CEO de Boost.
Las palabras importan.
Allá por el 2015 estaba trabajando en una estrategia de comunicación para lanzar todo un portafolio de servicios para el segmento Pyme de un banco. La piedra angular para desarrollar nuestra campaña era sin duda lo que llamaría raspar la olla, es decir, no quedarte con la información que puedes encontrar hasta en Google o el resultado de un típico informe de investigación, sino llegar hasta el concolón que es como tu comprenderás la parte más sabrosa. Ese concolón lo proporcionó el gran Rolando Arellano y su equipo, cuando trajeron a la mesa de creación un ingrediente interesante: “Al Pyme, no le gusta que le digan Pyme, que lo etiqueten, que lo hagan sentir, chiquito, se siente un empresario”. Cuento corto, lanzamos No soy pyme soy empresario, una campaña que usaba como motor de vínculo emocional, evidenciar que como banco sabíamos lo que sentía y queríamos darle el reconocimiento que merecían todos aquellos que constituyen el motor del país.
Curiosamente, hoy en el 2023, la palabra empresario se ha convertido casi en una mala palabra gracias al auspicio de los discursos populistas que son pan de cada día. Se está intentando, y en algunos casos con éxito, usar la palabra empresario como la antagónica, como el Goliat despiadado que explota al David, como caldo de cultivo para azuzar (palabra tan de moda lamentablemente en estos tiempos), como ingrediente para dividir, como sinónimo de injusticia, explotación y otros demonios. Ya hasta algunos empresarios prefieren llamarse así mismos emprendedores porque suena más buena gente y menos amenazante. Ya llamarse pyme no suena tan poco sexy y los apellidos pequeño, humilde o pujante están a la orden del día para maridar la palabra empresario y pasar piola frente a los X men, Liga de la justicia y super amigos de turno que aspiran a curules, presidencias o likes en tuiter.

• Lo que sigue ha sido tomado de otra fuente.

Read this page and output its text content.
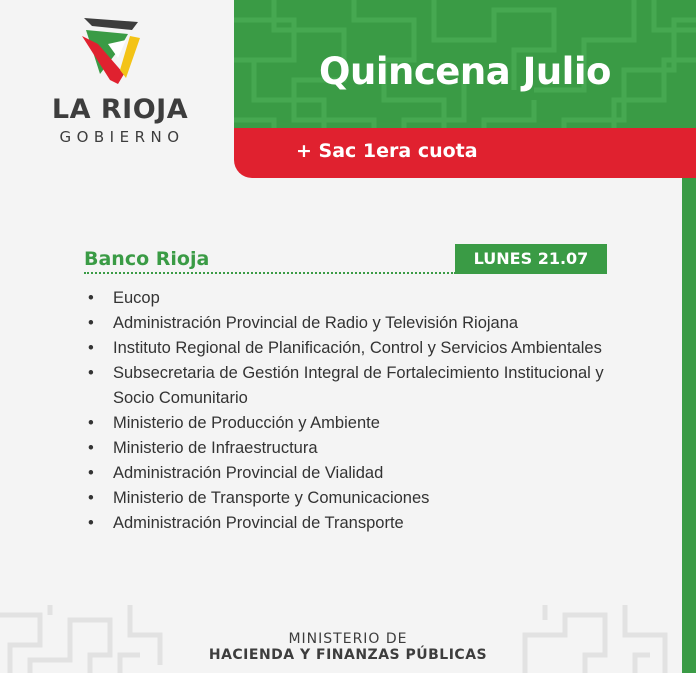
LA RIOJA
GOBIERNO
Quincena Julio
+ Sac 1era cuota
Banco Rioja	LUNES 21.07
• Eucop
• Administración Provincial de Radio y Televisión Riojana
• Instituto Regional de Planificación, Control y Servicios Ambientales
• Subsecretaria de Gestión Integral de Fortalecimiento Institucional y Socio Comunitario
• Ministerio de Producción y Ambiente
• Ministerio de Infraestructura
• Administración Provincial de Vialidad
• Ministerio de Transporte y Comunicaciones
• Administración Provincial de Transporte
MINISTERIO DE
HACIENDA Y FINANZAS PÚBLICAS
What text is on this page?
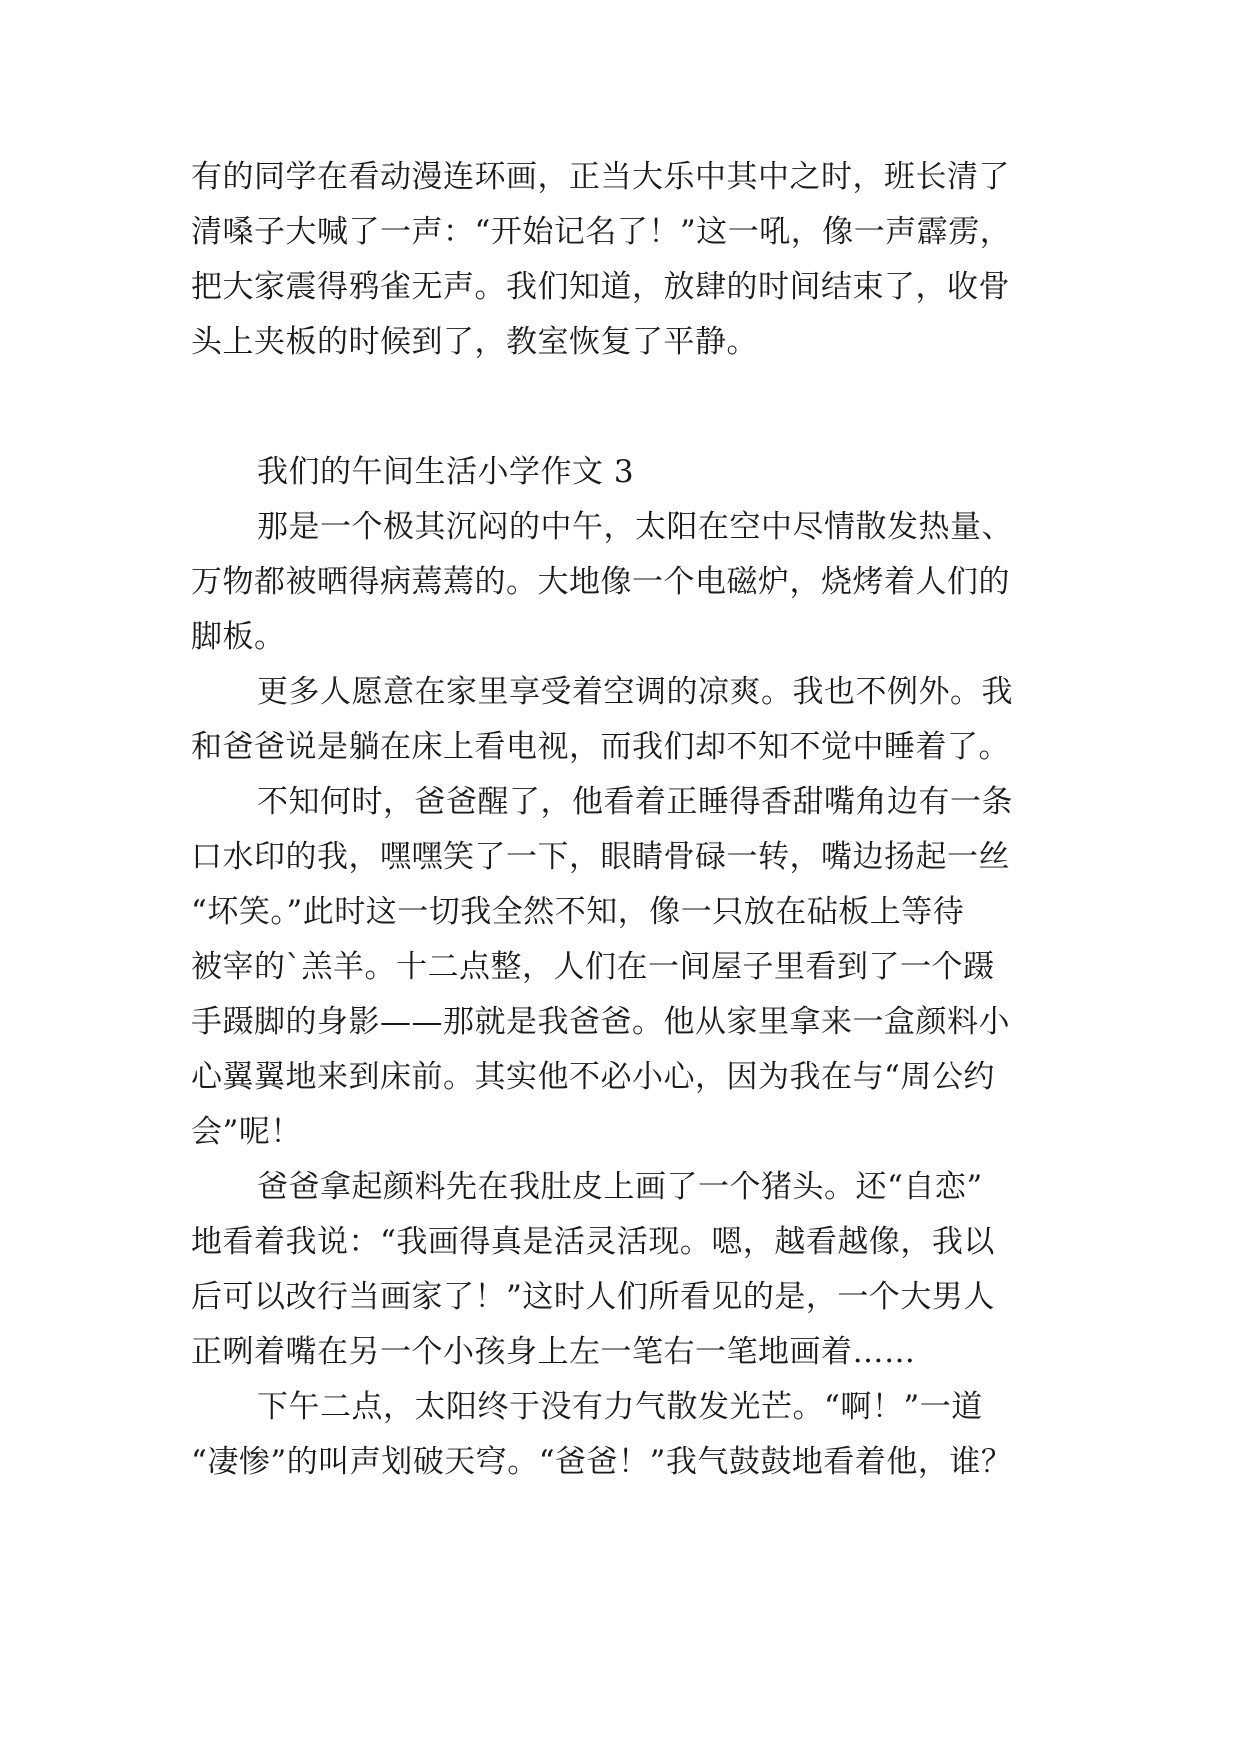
有的同学在看动漫连环画，正当大乐中其中之时，班长清了
清嗓子大喊了一声：“开始记名了！”这一吼，像一声霹雳，
把大家震得鸦雀无声。我们知道，放肆的时间结束了，收骨
头上夹板的时候到了，教室恢复了平静。
我们的午间生活小学作文 3
那是一个极其沉闷的中午，太阳在空中尽情散发热量、
万物都被晒得病蔫蔫的。大地像一个电磁炉，烧烤着人们的
脚板。
更多人愿意在家里享受着空调的凉爽。我也不例外。我
和爸爸说是躺在床上看电视，而我们却不知不觉中睡着了。
不知何时，爸爸醒了，他看着正睡得香甜嘴角边有一条
口水印的我，嘿嘿笑了一下，眼睛骨碌一转，嘴边扬起一丝
“坏笑。”此时这一切我全然不知，像一只放在砧板上等待
被宰的`羔羊。十二点整，人们在一间屋子里看到了一个蹑
手蹑脚的身影——那就是我爸爸。他从家里拿来一盒颜料小
心翼翼地来到床前。其实他不必小心，因为我在与“周公约
会”呢！
爸爸拿起颜料先在我肚皮上画了一个猪头。还“自恋”
地看着我说：“我画得真是活灵活现。嗯，越看越像，我以
后可以改行当画家了！”这时人们所看见的是，一个大男人
正咧着嘴在另一个小孩身上左一笔右一笔地画着……
下午二点，太阳终于没有力气散发光芒。“啊！”一道
“凄惨”的叫声划破天穹。“爸爸！”我气鼓鼓地看着他，谁？
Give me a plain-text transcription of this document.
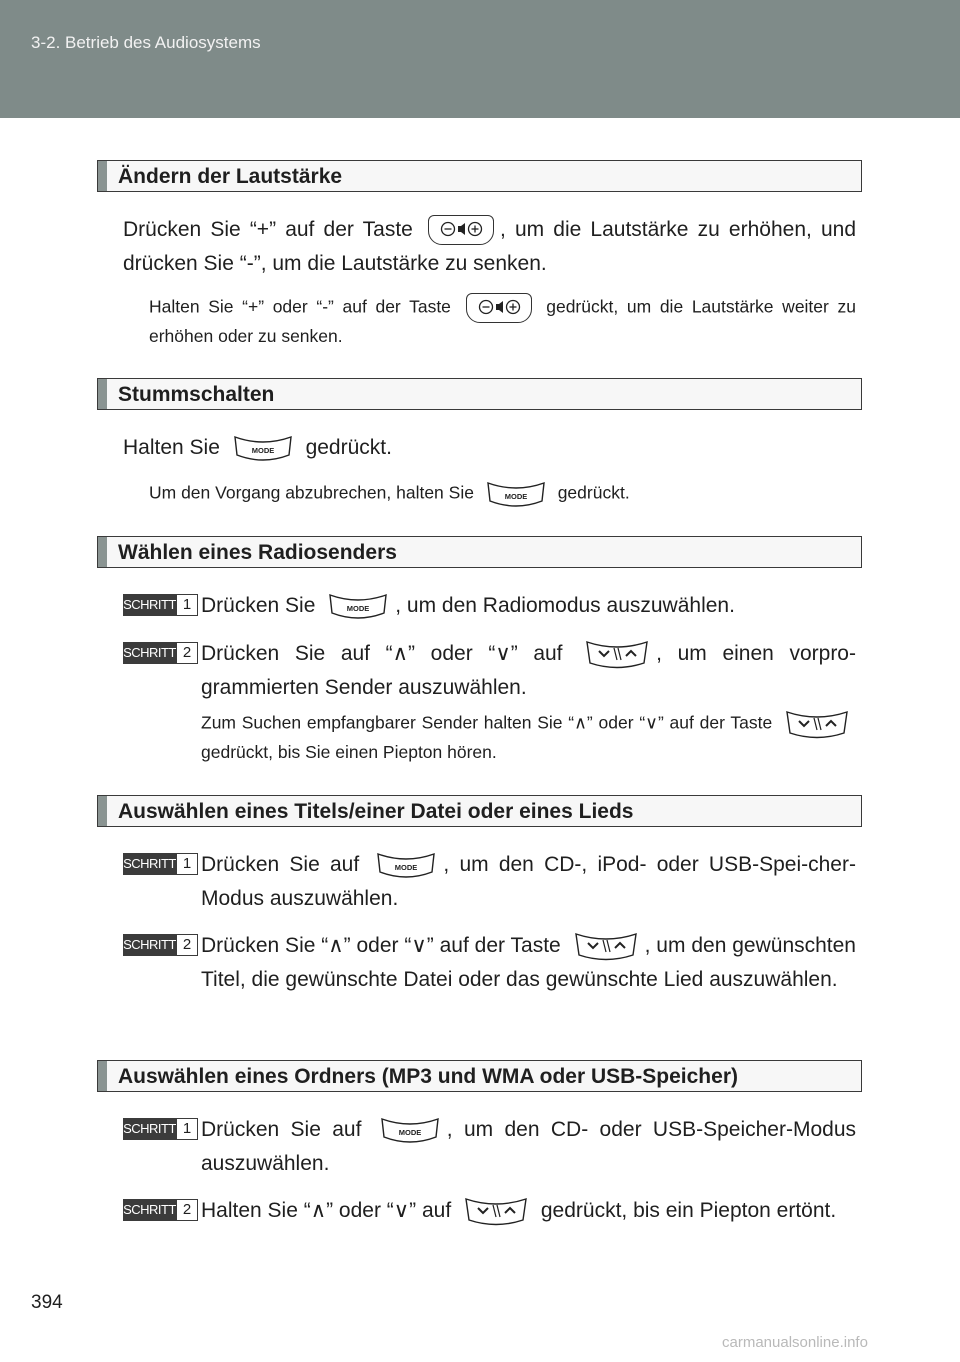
3-2. Betrieb des Audiosystems
Ändern der Lautstärke
Drücken Sie “+” auf der Taste	, um die Lautstärke zu erhöhen, und drücken Sie “-”, um die Lautstärke zu senken.
Halten Sie “+” oder “-” auf der Taste	gedrückt, um die Lautstärke weiter zu erhöhen oder zu senken.
Stummschalten
Halten Sie	gedrückt.
Um den Vorgang abzubrechen, halten Sie	gedrückt.
Wählen eines Radiosenders
SCHRITT 1 Drücken Sie	, um den Radiomodus auszuwählen.
SCHRITT 2 Drücken Sie auf “∧” oder “∨” auf	, um einen vorpro-grammierten Sender auszuwählen.
Zum Suchen empfangbarer Sender halten Sie “∧” oder “∨” auf der Taste
gedrückt, bis Sie einen Piepton hören.
Auswählen eines Titels/einer Datei oder eines Lieds
SCHRITT 1 Drücken Sie auf	, um den CD-, iPod- oder USB-Spei-cher-Modus auszuwählen.
SCHRITT 2 Drücken Sie “∧” oder “∨” auf der Taste	, um den gewünschten Titel, die gewünschte Datei oder das gewünschte Lied auszuwählen.
Auswählen eines Ordners (MP3 und WMA oder USB-Speicher)
SCHRITT 1 Drücken Sie auf	, um den CD- oder USB-Speicher-Modus auszuwählen.
SCHRITT 2 Halten Sie “∧” oder “∨” auf	gedrückt, bis ein Piepton ertönt.
394
carmanualsonline.info
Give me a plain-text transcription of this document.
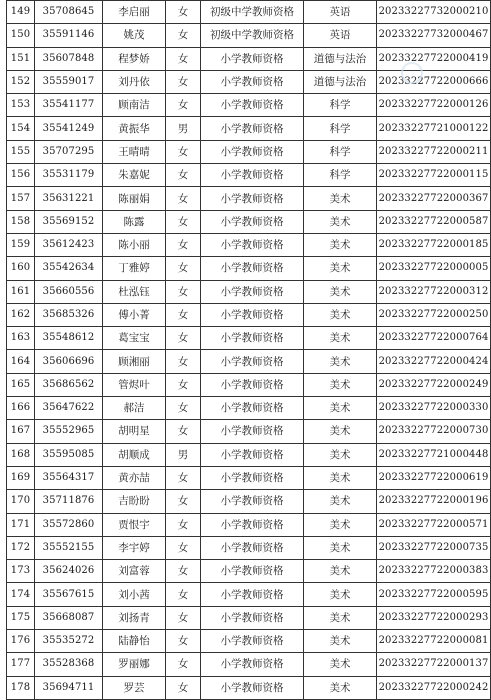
149	35708645	李启丽	女	初级中学教师资格	英语	20233227732000210
150	35591146	姚茂	女	初级中学教师资格	英语	20233227732000467
151	35607848	程梦娇	女	小学教师资格	道德与法治	20233227722000419
152	35559017	刘丹依	女	小学教师资格	道德与法治	20233227722000666
153	35541177	顾南洁	女	小学教师资格	科学	20233227722000126
154	35541249	黄振华	男	小学教师资格	科学	20233227721000122
155	35707295	王晴晴	女	小学教师资格	科学	20233227722000211
156	35531179	朱嘉妮	女	小学教师资格	科学	20233227722000115
157	35631221	陈丽娟	女	小学教师资格	美术	20233227722000367
158	35569152	陈露	女	小学教师资格	美术	20233227722000587
159	35612423	陈小丽	女	小学教师资格	美术	20233227722000185
160	35542634	丁雅婷	女	小学教师资格	美术	20233227722000005
161	35660556	杜泓钰	女	小学教师资格	美术	20233227722000312
162	35685326	傅小菁	女	小学教师资格	美术	20233227722000250
163	35548612	葛宝宝	女	小学教师资格	美术	20233227722000764
164	35606696	顾湘丽	女	小学教师资格	美术	20233227722000424
165	35686562	管烬叶	女	小学教师资格	美术	20233227722000249
166	35647622	郝洁	女	小学教师资格	美术	20233227722000330
167	35552965	胡明星	女	小学教师资格	美术	20233227722000730
168	35595085	胡顺成	男	小学教师资格	美术	20233227721000448
169	35564317	黄亦喆	女	小学教师资格	美术	20233227722000619
170	35711876	吉盼盼	女	小学教师资格	美术	20233227722000196
171	35572860	贾恨宇	女	小学教师资格	美术	20233227722000571
172	35552155	李宇婷	女	小学教师资格	美术	20233227722000735
173	35624026	刘富蓉	女	小学教师资格	美术	20233227722000383
174	35567615	刘小茜	女	小学教师资格	美术	20233227722000595
175	35668087	刘扬青	女	小学教师资格	美术	20233227722000293
176	35535272	陆静怡	女	小学教师资格	美术	20233227722000081
177	35528368	罗丽娜	女	小学教师资格	美术	20233227722000137
178	35694711	罗芸	女	小学教师资格	美术	20233227722000242
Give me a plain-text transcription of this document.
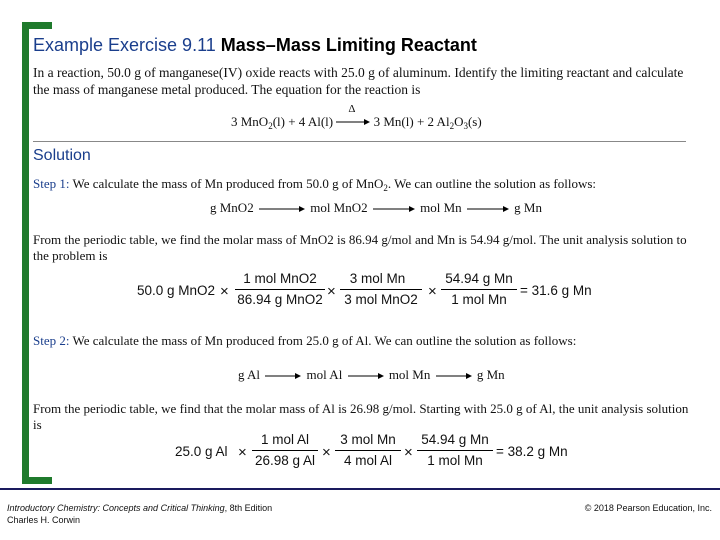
Example Exercise 9.11 Mass–Mass Limiting Reactant
In a reaction, 50.0 g of manganese(IV) oxide reacts with 25.0 g of aluminum. Identify the limiting reactant and calculate the mass of manganese metal produced. The equation for the reaction is
3 MnO$_2$(l) + 4 Al(l)
Δ
3 Mn(l) + 2 $Al_2O_3(s)$
Solution
Step 1: We calculate the mass of Mn produced from 50.0 g of MnO$_2$. We can outline the solution as follows:
g MnO2	mol MnO2	mol Mn	g Mn
From the periodic table, we find the molar mass of MnO2 is 86.94 g/mol and Mn is 54.94 g/mol. The unit analysis solution to the problem is
50.0 g MnO2 ×
1 mol MnO2
86.94 g MnO2 ×
3 mol Mn
3 mol MnO2 ×
54.94 g Mn
1 mol Mn
= 31.6 g Mn
Step 2: We calculate the mass of Mn produced from 25.0 g of Al. We can outline the solution as follows:
g Al	mol Al	mol Mn	g Mn
From the periodic table, we find that the molar mass of Al is 26.98 g/mol. Starting with 25.0 g of Al, the unit analysis solution is
25.0 g Al ×
1 mol Al
26.98 g Al ×
3 mol Mn
4 mol Al ×
54.94 g Mn
1 mol Mn
= 38.2 g Mn
Introductory Chemistry: Concepts and Critical Thinking, 8th Edition
Charles H. Corwin
© 2018 Pearson Education, Inc.
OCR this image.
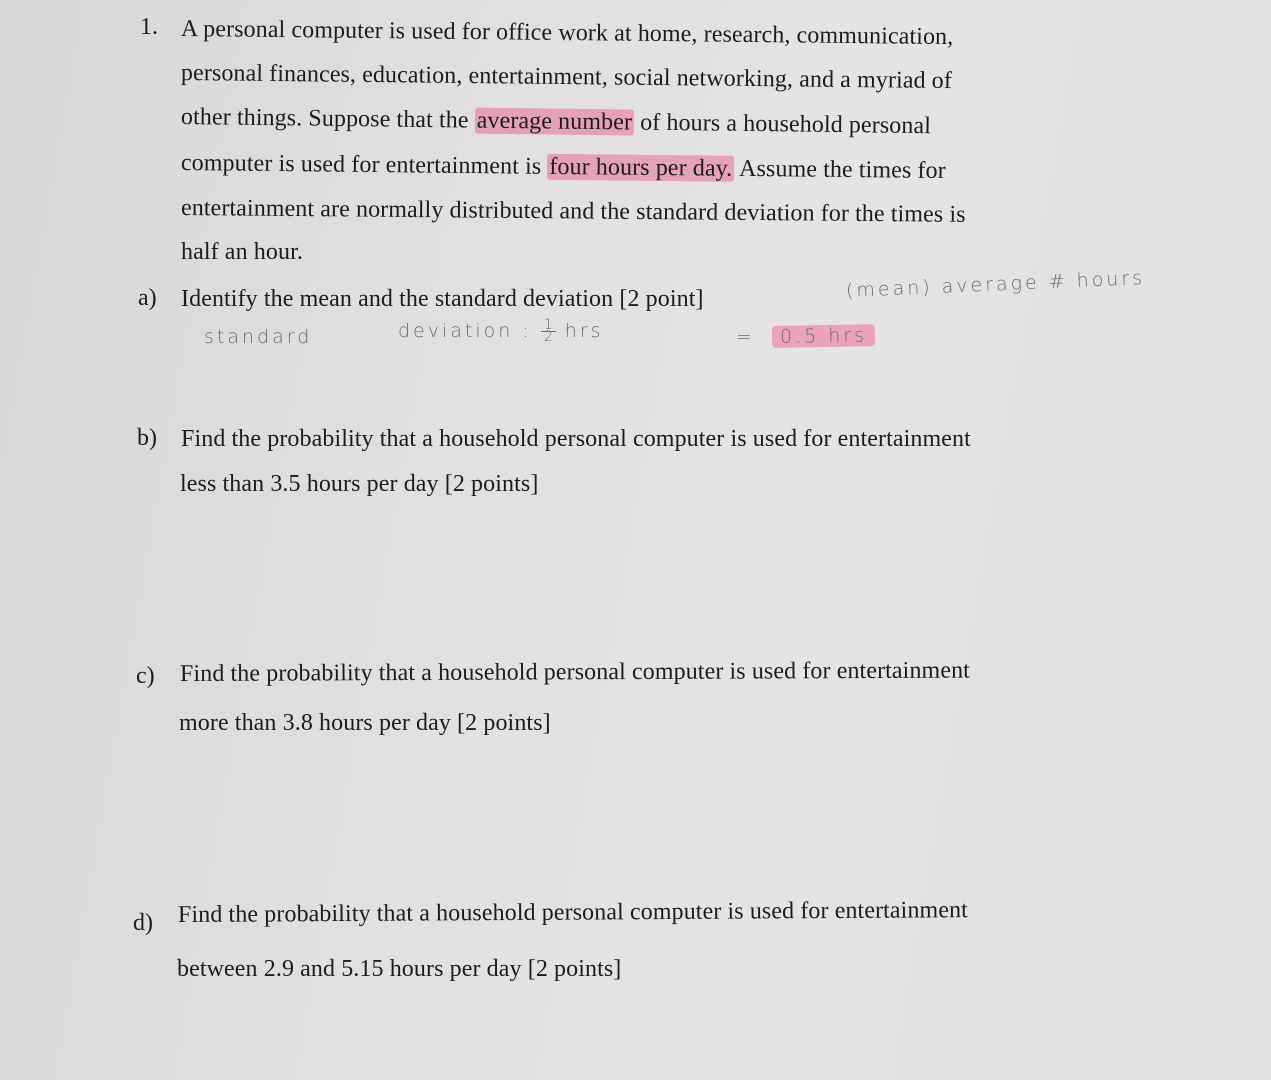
1. A personal computer is used for office work at home, research, communication,
personal finances, education, entertainment, social networking, and a myriad of
other things. Suppose that the average number of hours a household personal
computer is used for entertainment is four hours per day. Assume the times for
entertainment are normally distributed and the standard deviation for the times is
half an hour.
a) Identify the mean and the standard deviation [2 point]	(mean) average # hours
standard	deviation : $\frac{1}{2}$ hrs	=	0.5 hrs
b) Find the probability that a household personal computer is used for entertainment
less than 3.5 hours per day [2 points]
c) Find the probability that a household personal computer is used for entertainment
more than 3.8 hours per day [2 points]
d) Find the probability that a household personal computer is used for entertainment
between 2.9 and 5.15 hours per day [2 points]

Estamos cayendo en el juego de acomplejar a una palabra imprescindible para el desarrollo y bienestar de un país. Y las palabras importan. La comunicación importa. Así que esta es mi propuesta:
1. Recordemos al prójimo, sobre todo a los populistas, que empresario es todo aquel que es titular de un negocio, desde la dueña de ese rico puesto de emoliente hasta quien tiene una fábrica textil, así de simple, por lo tanto somos y a mucha honra un país de empresarios: Cuatro de cada 10 peruanos entre 18 y 65 años tienen una actividad empresarial, siendo el 60% mujeres.
2. Sintamos orgullo de la palabra empresari@, porque bien que cuesta todos los días sacar adelante una empresa. No busquemos ornamentos, apellidos o palabras alternativas como si el término empresario viniera desde el origen con rabo de paja. Así como hay buenas y malas personas, pueden haber muchos malos empresarios, pero eso no debe apropiarse del mensaje. Rechacemos lo malo con contundencia, mejoremos, replanteemos, evolucionemos pero no generalicemos.
3. Dejemos la narrativa del pecado original. Nos estamos acostumbrando a pedir disculpas por ser empresario, comenzamos la conversación desde el complejo, la falla, la culpa y esa es la mejor campaña publicitaria que podemos hacerle a los que atentan contra la empresa privada y por ende contra el progreso del Perú.
Hacer empresa, es hacer país.
Las opiniones vertidas en esta columna son de exclusiva responsabilidad del autor.